Tech conferences have been similarly impacted by Trump’s travel ban, in part because the order makes it difficult to gather international researchers into the same place. 

The Internet Engineering Task Force (IETF), for example, is already reconsidering future American events.

The IETF determines communications standards used on the internet. 

“The IETF does not make comments on political matters. But we do comment on topics that affect the IETF and the Internet. Specifically, the recent action by the United States government to bar entry by individuals from specific nations raises concerns for us—not only because upcoming IETF meetings are currently scheduled to take place in the U.S., but also because the action raises uncertainty about the ability of U.S.-based IETF participants to travel to and return from IETF meetings held outside the United States,” it wrote on its website Monday. 

The reaction comes after a sibling organization in internet governance, the Internet Corporation for Assigned Names and Numbers, discovered that one of its 20 board members is now barred from entering the United States despite living in the Netherlands and serving as the chief information officer of RIPE NCC, the organization in charge of allotting Europe’s domain names. 
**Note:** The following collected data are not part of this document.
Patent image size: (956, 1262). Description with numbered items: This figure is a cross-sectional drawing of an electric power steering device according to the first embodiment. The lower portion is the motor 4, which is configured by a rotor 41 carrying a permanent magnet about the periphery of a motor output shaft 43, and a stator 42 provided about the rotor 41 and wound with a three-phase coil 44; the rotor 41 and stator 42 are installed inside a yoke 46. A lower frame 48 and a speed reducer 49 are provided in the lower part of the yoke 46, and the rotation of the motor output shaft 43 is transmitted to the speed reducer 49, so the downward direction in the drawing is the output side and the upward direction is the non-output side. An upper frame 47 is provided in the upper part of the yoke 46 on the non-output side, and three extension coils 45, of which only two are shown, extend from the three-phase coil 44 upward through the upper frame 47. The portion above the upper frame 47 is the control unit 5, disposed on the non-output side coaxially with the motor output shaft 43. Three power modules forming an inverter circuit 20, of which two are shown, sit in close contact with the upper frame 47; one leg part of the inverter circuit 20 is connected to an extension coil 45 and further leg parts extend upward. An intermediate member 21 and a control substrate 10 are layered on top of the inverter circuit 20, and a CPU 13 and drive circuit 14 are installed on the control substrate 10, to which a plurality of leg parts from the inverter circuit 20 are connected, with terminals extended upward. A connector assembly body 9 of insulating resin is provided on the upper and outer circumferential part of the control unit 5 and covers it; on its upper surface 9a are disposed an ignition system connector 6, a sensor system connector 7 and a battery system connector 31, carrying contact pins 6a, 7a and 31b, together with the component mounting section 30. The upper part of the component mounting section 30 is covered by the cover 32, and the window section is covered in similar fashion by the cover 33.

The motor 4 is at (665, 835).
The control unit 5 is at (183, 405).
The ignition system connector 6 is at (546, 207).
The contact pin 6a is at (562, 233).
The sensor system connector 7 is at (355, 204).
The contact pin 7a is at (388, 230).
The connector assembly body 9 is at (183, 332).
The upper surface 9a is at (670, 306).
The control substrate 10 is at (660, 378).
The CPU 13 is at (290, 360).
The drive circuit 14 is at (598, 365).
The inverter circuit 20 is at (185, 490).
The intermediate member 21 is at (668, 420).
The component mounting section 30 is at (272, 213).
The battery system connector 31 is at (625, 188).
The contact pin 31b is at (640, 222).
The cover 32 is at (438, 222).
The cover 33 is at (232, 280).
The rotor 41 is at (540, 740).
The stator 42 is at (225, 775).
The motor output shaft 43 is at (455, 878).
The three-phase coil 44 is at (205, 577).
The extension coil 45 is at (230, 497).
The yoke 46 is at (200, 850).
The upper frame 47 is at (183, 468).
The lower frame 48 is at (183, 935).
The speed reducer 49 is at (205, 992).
“I have both Iranian and Dutch nationalities and passports and I even have a multiple entry US visa in my Dutch passport but apparently none of that matters! Being born in Tehran means that at least for the next 90 days, I can’t get into the US. This also means I will miss Chicago IETF, where I am being officially appointed as [the Internet Architecture Board’s] liaison to the [IETF Administrative Oversight Committee],” Kaveh Ranijabar wrote Monday on Facebook.
Organizer Per Thorsheim outright canceled the U.S. date of PasswordsCon. 

The conference, pitched as “the first and only conference about passwords,” had held yearly events in both the United States and Netherlands. Its U.S. gathering had been affiliated with the BSides Las Vegas conference in June since 2015. 

“As a Norwegian I can pretty much go anywhere in the world without fear based on my country of origin. It troubles me deeply that people — refugees — are excluded solely on their country of origin. Or religion, as this #MuslimBan EO really seems to be about,” wrote Thorsheim in a post on PasteBin.